The Minister for Veterans’ Affairs and Minister Assisting the Prime Minister for the Centenary of ANZAC, Dan Tehan, today officially opened the Vietnam Veterans’ Association of Australia’s 2016 National Congress in Canberra.
Mr Tehan paid tribute to the some 60,000 Australians who served their country in the Vietnam War from 1962 until 1975.
“Australia suffered 521 dead and more than 3000 wounded during the Vietnam War and many more veterans suffered, and continue to suffer, as a result of their service,” Mr Tehan said.
“Australians were involved in many engagements, including Operation Crimp in January 1966, 1968’s heavy fighting around Bien Hoa and Long Binh during Operation Coburg at the time of the Tet Offensive, the battles for Fire Support Bases Coral and Balmoral, actions during Operation Goodwood around Hat Dich in 1968-69, the battle of Binha Ba in 1969 and in 1971 the Battle of Long Khanh.
“We must never forget the price that our Vietnam veterans paid for their service, especially this year, in which we mark the 50th anniversary of the Battle of Long Tan on 18 August.
“The bravery, tenacity and sacrifice of the Australian and New Zealand soldiers in the Battle of Long Tan, and the support provided to them by the RAAF and by artillerymen from Australia, New Zealand and the United States are remembered as one of the Vietnam War’s defining moments.
“That victory has come to symbolise Australia’s involvement in the Vietnam War.
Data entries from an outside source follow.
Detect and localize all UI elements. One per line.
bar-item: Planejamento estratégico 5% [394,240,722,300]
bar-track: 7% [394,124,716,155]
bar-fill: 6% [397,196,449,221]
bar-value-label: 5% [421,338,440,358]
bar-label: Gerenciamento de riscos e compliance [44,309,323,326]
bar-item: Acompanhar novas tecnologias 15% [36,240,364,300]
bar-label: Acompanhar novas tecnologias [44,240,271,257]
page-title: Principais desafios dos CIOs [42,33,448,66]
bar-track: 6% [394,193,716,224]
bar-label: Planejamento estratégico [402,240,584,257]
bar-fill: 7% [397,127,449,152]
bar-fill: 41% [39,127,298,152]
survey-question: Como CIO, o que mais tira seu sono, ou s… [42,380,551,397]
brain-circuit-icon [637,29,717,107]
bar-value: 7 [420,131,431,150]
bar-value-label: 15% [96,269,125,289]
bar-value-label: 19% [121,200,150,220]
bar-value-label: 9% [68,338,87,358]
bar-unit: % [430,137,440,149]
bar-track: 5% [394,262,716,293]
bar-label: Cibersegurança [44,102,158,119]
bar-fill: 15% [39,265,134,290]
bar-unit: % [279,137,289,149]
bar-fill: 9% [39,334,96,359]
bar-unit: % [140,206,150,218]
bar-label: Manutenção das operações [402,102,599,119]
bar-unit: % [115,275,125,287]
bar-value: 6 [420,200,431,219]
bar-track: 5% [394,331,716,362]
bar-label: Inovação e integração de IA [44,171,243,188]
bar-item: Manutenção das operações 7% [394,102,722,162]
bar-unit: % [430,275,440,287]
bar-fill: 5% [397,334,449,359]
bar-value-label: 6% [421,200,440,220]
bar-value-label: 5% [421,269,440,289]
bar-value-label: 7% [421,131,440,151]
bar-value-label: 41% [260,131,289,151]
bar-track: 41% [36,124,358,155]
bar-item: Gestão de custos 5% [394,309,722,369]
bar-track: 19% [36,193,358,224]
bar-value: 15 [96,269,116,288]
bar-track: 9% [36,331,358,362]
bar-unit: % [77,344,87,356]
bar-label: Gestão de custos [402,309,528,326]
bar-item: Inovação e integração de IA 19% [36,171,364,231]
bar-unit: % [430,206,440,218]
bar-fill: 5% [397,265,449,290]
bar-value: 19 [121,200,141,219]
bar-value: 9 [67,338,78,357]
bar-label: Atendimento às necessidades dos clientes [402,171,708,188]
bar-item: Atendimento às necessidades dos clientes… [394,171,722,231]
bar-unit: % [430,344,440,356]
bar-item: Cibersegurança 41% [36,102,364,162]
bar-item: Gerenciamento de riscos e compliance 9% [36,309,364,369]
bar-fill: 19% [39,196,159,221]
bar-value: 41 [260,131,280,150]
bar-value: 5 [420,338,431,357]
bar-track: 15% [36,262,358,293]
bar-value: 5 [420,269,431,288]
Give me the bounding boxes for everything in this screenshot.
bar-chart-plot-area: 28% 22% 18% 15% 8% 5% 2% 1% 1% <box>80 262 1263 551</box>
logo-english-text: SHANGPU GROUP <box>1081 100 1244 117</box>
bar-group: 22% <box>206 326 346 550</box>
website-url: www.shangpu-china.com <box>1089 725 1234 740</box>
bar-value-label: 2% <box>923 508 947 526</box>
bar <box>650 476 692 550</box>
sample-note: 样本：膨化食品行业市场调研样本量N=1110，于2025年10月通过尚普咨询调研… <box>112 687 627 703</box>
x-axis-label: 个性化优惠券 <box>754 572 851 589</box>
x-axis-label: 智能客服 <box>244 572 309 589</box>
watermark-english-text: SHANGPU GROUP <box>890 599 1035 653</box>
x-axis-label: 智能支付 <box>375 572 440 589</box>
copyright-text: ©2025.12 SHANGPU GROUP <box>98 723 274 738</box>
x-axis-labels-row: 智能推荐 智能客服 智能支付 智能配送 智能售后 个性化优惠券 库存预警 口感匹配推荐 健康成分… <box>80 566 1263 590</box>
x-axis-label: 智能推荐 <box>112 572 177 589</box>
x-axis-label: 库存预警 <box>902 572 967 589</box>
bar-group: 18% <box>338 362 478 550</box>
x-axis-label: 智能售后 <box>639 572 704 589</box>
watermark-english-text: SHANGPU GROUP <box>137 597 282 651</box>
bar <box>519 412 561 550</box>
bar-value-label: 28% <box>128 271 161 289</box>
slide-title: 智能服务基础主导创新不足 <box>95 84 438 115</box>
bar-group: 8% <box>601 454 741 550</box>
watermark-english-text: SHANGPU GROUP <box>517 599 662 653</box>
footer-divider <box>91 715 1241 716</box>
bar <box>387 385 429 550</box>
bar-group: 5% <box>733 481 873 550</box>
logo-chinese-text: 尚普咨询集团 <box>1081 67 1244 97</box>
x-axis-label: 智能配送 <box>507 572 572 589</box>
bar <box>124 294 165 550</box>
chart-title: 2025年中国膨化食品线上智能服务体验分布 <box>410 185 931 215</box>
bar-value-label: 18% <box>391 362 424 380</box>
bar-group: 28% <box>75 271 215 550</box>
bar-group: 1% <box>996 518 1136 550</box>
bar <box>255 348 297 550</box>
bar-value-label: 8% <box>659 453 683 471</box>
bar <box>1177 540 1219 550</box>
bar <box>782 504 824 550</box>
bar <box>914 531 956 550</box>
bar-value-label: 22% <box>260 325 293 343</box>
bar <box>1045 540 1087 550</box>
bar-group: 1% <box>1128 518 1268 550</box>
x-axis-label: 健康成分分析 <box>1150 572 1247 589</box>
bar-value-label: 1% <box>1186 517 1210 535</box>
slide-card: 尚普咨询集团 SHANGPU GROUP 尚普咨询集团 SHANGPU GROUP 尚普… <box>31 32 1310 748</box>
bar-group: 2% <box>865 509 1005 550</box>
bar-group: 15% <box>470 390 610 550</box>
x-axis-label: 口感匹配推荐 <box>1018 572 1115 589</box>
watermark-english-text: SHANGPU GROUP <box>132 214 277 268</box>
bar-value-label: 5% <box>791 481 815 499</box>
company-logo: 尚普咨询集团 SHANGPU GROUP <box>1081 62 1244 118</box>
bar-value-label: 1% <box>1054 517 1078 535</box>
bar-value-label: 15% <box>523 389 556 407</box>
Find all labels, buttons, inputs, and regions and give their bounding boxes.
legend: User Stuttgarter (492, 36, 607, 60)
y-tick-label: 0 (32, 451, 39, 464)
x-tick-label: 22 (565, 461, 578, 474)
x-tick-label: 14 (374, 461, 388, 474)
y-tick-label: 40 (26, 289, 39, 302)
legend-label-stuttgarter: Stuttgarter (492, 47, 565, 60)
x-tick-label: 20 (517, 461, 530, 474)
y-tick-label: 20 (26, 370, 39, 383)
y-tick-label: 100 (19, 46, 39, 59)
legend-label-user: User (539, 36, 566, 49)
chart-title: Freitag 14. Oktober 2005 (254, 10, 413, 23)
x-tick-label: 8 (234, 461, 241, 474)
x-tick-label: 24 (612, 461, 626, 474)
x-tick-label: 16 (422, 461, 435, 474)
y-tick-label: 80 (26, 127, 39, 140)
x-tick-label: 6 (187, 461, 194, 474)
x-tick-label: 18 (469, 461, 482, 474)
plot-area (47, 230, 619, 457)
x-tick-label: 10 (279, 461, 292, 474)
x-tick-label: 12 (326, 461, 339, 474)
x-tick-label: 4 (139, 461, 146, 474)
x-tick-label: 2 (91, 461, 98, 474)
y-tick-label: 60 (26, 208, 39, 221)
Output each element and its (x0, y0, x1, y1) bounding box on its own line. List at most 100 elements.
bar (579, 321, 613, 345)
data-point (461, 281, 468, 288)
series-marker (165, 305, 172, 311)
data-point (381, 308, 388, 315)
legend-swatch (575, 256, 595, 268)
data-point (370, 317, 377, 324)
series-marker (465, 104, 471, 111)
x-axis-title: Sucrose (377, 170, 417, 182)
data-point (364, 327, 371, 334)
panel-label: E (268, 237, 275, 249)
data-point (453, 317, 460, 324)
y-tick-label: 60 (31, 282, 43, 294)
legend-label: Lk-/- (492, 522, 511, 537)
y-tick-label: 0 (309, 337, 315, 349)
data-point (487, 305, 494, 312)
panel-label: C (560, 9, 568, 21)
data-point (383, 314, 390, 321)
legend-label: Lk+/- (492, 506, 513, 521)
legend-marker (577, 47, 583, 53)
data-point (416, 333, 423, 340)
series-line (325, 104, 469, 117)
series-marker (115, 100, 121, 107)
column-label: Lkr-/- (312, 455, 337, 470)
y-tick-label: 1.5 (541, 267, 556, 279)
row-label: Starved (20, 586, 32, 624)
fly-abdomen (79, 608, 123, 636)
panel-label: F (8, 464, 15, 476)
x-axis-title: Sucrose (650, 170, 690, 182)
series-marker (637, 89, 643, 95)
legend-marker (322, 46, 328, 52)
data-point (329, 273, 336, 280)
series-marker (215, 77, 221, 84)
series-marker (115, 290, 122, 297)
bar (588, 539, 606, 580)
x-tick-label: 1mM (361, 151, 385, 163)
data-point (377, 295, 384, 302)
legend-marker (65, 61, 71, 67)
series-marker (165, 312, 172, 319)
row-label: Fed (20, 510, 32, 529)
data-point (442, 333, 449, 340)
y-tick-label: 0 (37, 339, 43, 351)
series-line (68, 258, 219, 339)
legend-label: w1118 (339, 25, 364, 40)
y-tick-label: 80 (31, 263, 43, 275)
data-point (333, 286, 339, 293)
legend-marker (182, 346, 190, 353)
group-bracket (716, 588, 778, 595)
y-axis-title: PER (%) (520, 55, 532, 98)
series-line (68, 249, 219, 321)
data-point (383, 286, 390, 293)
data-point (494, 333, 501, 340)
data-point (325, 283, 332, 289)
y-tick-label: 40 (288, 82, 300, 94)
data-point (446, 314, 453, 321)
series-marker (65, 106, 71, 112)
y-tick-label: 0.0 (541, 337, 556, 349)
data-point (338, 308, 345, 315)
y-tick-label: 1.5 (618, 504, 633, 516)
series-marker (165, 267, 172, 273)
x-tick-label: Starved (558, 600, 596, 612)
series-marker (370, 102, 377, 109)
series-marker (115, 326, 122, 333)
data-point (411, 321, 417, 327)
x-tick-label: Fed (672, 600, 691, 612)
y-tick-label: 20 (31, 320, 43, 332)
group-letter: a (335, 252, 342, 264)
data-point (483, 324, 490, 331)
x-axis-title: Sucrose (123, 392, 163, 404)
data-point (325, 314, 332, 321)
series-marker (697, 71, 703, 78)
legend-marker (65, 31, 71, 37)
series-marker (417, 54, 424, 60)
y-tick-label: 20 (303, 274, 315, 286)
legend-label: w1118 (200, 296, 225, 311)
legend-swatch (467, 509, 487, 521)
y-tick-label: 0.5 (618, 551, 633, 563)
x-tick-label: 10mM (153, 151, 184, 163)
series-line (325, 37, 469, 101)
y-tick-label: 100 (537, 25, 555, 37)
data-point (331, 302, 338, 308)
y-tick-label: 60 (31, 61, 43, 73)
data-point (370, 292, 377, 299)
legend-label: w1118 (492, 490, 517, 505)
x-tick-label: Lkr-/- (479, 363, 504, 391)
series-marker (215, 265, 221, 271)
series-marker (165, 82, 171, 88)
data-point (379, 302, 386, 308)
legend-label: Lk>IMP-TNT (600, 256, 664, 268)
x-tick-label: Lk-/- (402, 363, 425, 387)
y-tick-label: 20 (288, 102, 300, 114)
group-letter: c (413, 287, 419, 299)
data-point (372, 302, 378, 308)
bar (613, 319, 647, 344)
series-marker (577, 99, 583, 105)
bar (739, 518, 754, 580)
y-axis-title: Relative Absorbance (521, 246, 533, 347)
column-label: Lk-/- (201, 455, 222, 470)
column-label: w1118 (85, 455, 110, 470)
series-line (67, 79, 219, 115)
The commemorations for the Battle of Long Tan this year will honour all Australians who served their country during the Vietnam War.”
Mr Tehan also acknowledged the role the Vietnam Veterans’ Association of Australia had played in the establishment of a dedicated counselling service to meet the needs of veterans and their families.
“It was the Association’s efforts during the difficult period following the Vietnam War that resulted in the establishment of the Vietnam Veterans Counselling Service, now known as the Veterans and Veterans Families Counselling Service (VVCS),” he said.
“VVCS is a legacy of Australia’s Vietnam veterans — because of their efforts veterans around Australia can access specialised mental health and support services.”